The detection of a similar phytoplasma in Mikania suggests this as an alternative reservoir for the 16SrI phytoplasma, so its elimination from fields and borders is recommended to help reduce disease incidence. To our knowledge, this is the first record of a ‘Ca. Phytoplasma asteris’-related strain associated with BLL and Mikania in South-East Asia, including Bangladesh.
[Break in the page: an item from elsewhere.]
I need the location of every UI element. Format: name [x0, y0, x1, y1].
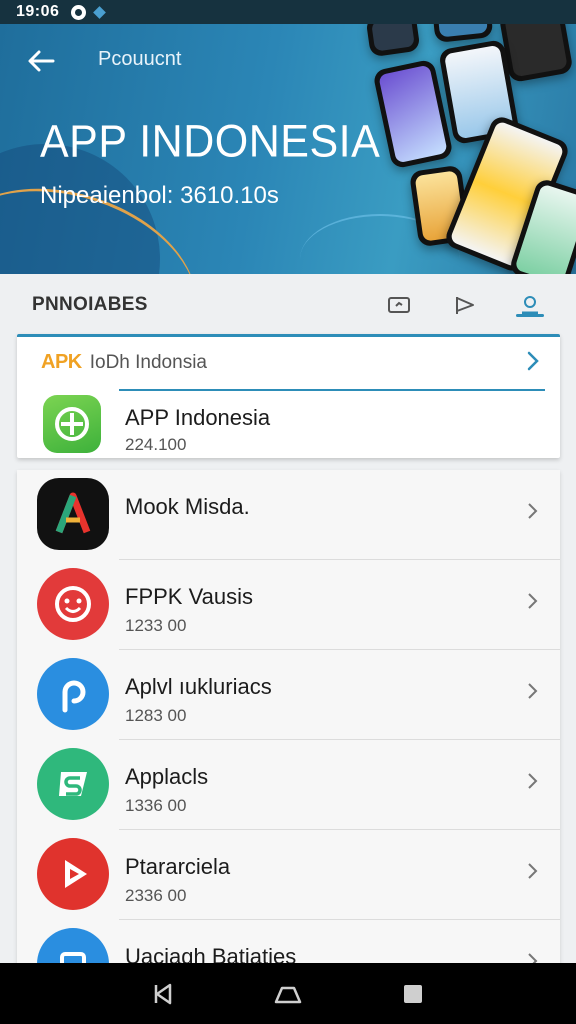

We thank GPC consultant, Dr Solveig Danielson for supplying the photo of little leaf on eggplant.
Okuda S, Prince JP, Davis RE, Dally EL, Lee IM, Mogen B, Kato, S, 1997. Two groups of phytoplasmas from Japan distinguished on the basis of amplification and restriction analysis of 16S rDNA. Plant Disease 81, 301-305.
Siddique ABM, Agrawal GK, Alam N, Reddy MK, 2001. Electron microscopy and molecular characterization of phytoplasmas associated with little leaf disease of brinjal (Solanum melongena L.) and periwinkle (Catharanthus roseus) in Bangladesh. Journal of Phytopathology 149, 237-244.